Looking back at Hamilton’s decision to go need-blind on its 10th anniversary

by Elise Wilson ’22, Contributing Writer

The Spectator
The Spectator

--

PHOTO COURTESY OF HAMILTON COLLEGE

This year marks the 10th anniversary of Hamilton becoming need-blind in admissions decisions. The Class of 2014 was the first class to go through the College under this policy.

Prior to 2007, Hamilton used $5,000-$10,000 merit scholarships to incentivise enrollment for top students. At the time, the College was officially “need-aware” but not “need-blind,” factoring student need into enrollment decisions. As Vice President for Enrollment Management, Monica Inzer proposed new ways to make Hamilton more available to students with financial need, including eliminating merit scholarships. That year, the Board of Trustees voted in favor of the change and accounted for this development in student financial aid policy in the College’s budget.

Still, Hamilton remained only “need-aware.”

“At a certain point in our process, we’d be overspent in financial aid with our offers of admission, and before we released decisions, we’d pull out students with high financial need,” said Inzer.

As a result, Hamilton hired an econometric modeling analyst to study the budget and determine whether going need-blind could be economically sound. Results were positive, and shortly after, former College President Joan Hinde Stewart and senior staff proposed the switch to need-blind to the Trustees.

“Our goal was to have the financial aid to admit the most talented students,” Inzer said of the vision, adding that this policy “reflects our values as a college and the values of our namesake.”

The Trustees supported the proposal enthusiastically; six pledged $500,000 each at the meeting to discuss the change to need-blind admissions. Over the next year-and-a-half, the College raised $40 million to support the new policy.

Beyond its promise of meeting 100 percent of demonstrated need, Hamilton is currently one of five of eleven NESCAC schools to claim need-blind status for domestic first-year applicants. This list also includes Bowdoin, Middlebury, Williams, and Amherst.

Some students say the financial incentive implicit in Hamilton’s need-blind status was a motivating factor for choosing the College.

“Hamilton opened up so many opportunities for me as an individual who comes from a low-income family,” Daniella Metti ’23 said.

“Financial aid was a big factor for me for choosing Hamilton. It was cheaper for me to go to Hamilton than to go in-state,” said Rachel Lu ’22. “I have spoken to many other students on financial aid, but I think economic diversity is not always visible at Hamilton.”

According to the official Hamilton website, however, the policy does not extend to transfer or international students. It states, “Due to the limited resources available for international students, the Admission Committee cannot be need-blind when evaluating applications from [them].”

Need-blind admission for international students remains a venture few schools have large enough endowments to afford. Forbes says that only five US schools — Harvard, Yale, Princeton, MIT, and Amherst — are need-blind for international students.

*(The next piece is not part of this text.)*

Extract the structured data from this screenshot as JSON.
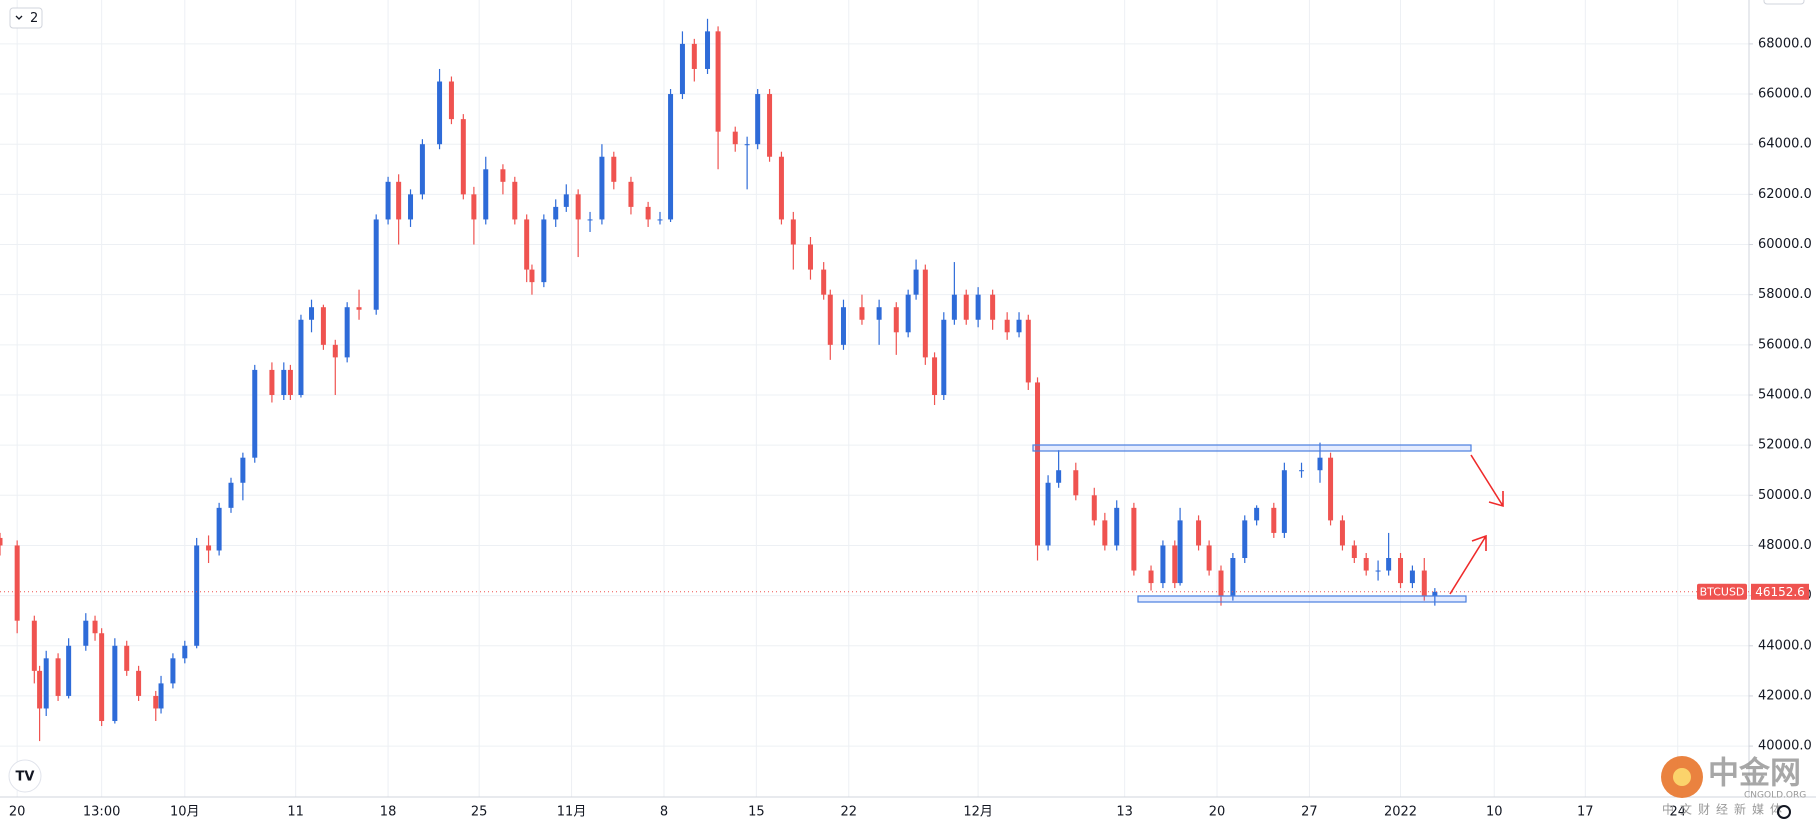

“I build the financial aid budget, and I have only have a few little levers on the edge to pull, so if we are way over in financial aid, we might not have financial aid left over for transfer students or international students,” Inzer said. However, she noted that since becoming need-blind, the College has spent more on transfer applicants than before the policy was implemented, and it now spends ten percent of the financial aid budget on the non-domestic student population, who make up five percent of the student body.

Inzer called becoming need-blind a “gamechanger” and noted that since becoming need-blind, Hamilton receives “more applicants, more students of color, higher quality students, more geographic diversity, increased alumni pride, an improved reputation, and a higher retention rate.”

Additionally, the number of students eligible for Pell Grants, a subsidy from the federal government limited to students with “exceptional financial need,” is at a record-high for this year’s class of 2023 at 21 percent. Although high-need students now receive more financial aid than before the policy change, the number of students receiving aid has remained about the same at roughly 50 percent each year.

Inzer, citing the Hamilton programs aimed at increasing diversity — Questbridge, Posse, the Hamilton College Opportunity Program (HEOP), and partner programs Say Yes to Education, YES Prep Public Schools, Chicago Scholars, and diversity overnights — noted that “an initiative I care a lot about is not just getting students in our applicant pool, or admitting them, but making sure they have access to an equal experience once they arrive.”

Some students have claimed that the College relies on programs like Questbridge, Posse, and HEOP to promote diversity. In response to these critiques, Inzer says that Hamilton does much more and that these programs are only the most visible.